IBM Spectrum Computing Group

[LSF Explorer]Performance tuning in Elasticsearch

  • 1.  [LSF Explorer]Performance tuning in Elasticsearch

    Posted Tue December 29, 2020 02:13 AM

    There are several ways to improve the performance of LSF Explorer on Elasticsearch side.

    Set proper heap size of Elasticsearch

    Elasticsearch uses a heap of 1GB size by default which is too small for most production cases. It's important to set proper heap size of Elasticsearch to ensure the performance. If there are many garbage collection related messages in Elasticsearch log, it is probably that the heap size is not enough to meet the need. The proper heap size depends on the amount of RAM available on the host. Generally speaking, below rules should be followed.

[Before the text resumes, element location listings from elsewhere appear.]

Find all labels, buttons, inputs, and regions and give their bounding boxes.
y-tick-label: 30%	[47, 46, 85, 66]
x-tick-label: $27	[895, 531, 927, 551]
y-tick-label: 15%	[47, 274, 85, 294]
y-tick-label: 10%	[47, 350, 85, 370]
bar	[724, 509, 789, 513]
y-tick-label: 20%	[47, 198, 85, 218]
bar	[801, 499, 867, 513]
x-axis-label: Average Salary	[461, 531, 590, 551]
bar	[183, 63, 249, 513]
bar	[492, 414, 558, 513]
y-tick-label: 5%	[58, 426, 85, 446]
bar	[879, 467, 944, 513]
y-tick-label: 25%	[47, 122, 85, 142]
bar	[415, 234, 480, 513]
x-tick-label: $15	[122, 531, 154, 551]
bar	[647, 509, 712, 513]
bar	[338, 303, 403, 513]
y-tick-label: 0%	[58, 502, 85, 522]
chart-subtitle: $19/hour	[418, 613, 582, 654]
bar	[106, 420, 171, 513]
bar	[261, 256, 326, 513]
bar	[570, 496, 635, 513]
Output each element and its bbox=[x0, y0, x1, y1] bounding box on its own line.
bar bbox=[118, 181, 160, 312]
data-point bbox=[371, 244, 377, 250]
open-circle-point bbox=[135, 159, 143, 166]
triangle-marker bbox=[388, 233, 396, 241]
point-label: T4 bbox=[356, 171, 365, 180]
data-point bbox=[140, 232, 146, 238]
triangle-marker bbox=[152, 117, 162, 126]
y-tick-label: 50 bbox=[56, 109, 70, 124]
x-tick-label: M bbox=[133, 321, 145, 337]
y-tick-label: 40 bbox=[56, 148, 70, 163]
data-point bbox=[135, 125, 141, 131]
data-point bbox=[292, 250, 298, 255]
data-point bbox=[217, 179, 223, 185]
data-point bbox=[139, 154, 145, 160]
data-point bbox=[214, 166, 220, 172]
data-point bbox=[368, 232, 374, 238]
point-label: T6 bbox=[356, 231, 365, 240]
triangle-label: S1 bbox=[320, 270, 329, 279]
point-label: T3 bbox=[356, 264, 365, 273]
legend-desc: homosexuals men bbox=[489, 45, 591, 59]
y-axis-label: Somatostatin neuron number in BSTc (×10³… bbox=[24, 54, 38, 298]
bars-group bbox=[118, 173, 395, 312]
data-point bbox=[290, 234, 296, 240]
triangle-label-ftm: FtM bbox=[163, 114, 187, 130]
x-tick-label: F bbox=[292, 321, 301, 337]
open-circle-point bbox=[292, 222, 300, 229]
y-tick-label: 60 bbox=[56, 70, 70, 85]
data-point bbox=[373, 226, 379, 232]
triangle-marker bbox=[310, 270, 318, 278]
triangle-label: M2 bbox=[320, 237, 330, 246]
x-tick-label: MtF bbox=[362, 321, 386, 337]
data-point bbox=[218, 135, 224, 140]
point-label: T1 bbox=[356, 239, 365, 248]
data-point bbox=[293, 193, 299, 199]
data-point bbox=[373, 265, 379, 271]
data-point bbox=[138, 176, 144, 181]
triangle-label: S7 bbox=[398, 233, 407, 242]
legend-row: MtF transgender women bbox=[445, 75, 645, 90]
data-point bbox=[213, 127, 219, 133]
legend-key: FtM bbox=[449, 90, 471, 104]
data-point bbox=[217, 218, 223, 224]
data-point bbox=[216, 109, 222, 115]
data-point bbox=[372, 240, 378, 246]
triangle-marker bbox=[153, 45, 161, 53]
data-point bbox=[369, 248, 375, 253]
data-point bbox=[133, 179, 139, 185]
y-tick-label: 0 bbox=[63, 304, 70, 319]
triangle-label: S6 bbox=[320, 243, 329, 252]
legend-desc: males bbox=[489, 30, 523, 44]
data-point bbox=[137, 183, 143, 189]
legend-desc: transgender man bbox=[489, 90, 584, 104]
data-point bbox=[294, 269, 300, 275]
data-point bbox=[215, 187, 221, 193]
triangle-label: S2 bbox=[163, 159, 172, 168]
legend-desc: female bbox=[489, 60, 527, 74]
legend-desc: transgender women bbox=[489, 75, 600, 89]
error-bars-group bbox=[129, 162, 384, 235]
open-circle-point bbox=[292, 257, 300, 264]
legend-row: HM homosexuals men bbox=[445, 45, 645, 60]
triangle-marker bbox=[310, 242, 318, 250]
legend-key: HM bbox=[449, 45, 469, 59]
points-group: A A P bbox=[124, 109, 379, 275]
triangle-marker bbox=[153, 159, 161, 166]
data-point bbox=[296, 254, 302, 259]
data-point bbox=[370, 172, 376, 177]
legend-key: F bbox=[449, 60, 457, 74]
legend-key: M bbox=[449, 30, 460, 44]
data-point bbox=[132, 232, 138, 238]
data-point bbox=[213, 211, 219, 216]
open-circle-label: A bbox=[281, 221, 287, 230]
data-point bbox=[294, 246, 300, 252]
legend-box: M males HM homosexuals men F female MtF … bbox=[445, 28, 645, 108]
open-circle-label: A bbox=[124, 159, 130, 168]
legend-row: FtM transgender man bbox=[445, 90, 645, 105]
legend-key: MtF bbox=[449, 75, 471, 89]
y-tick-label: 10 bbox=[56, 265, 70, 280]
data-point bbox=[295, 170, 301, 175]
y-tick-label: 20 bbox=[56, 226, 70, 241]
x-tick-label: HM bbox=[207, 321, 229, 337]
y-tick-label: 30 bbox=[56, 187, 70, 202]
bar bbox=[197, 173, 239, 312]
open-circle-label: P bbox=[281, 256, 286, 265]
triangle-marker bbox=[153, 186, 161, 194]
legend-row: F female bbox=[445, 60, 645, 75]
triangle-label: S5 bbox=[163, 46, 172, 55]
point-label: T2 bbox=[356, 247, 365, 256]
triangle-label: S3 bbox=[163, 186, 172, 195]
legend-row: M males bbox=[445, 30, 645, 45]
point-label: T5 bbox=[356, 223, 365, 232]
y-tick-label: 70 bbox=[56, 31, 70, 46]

    • Set Xmx and Xms to no more than 50% of your physical RAM
    • Set Xmx and Xms to no more than the threshold that the JVM uses for compressed object pointers (compressed oops)
    • Ideally set Xmx and Xms to no more than the threshold for zero-based compressed oops

    Refer to https://www.elastic.co/guide/en/elasticsearch/reference/7.x/heap-size.html for more details.

    Increase replica number of existing indices

    Each primary shard can have zero or more replicas. A replica is a copy of the primary shard. The primary shard number of an index can't be increased after the index creation. However, the replica number can be modified dynamically. The replica shard has two purposes. One is increasing failover. A replica shard can be promoted to a primary shard if the primary fails.

    The other one is increasing performance. Get and search requests can be handled by primary or replica shards.

    Increasing replica number of existing indices to a proper value may improve the query performance more or less. The optimal number depends on the property of index data and related queries. It could be figured out by experiments.

    Replica number of an index can be set by below request.

    PUT /<index_name>/_settings
    {
    "index" : {
    "number_of_replicas" : 2
    }
    }

    Add nodes for current Elasticsearch cluster

    Elasticsearch is a powerful search engine which can be expanded horizontally. If current computing capacity of Elasticsearch cluster reaches the bottleneck and the hosts are overburdened, you can add additional nodes into Elasticsearch cluster to expand the computing capacity.

    Refer to Add and remove nodes in your cluster | Elasticsearch Reference [7.10] | Elastic for more details.

    Close unused indices

    There may be plenty of "old" indices which are hardly touched. However, you want to keep them in the storage for some reason. They can be closed to save Elasticsearch cluster resource.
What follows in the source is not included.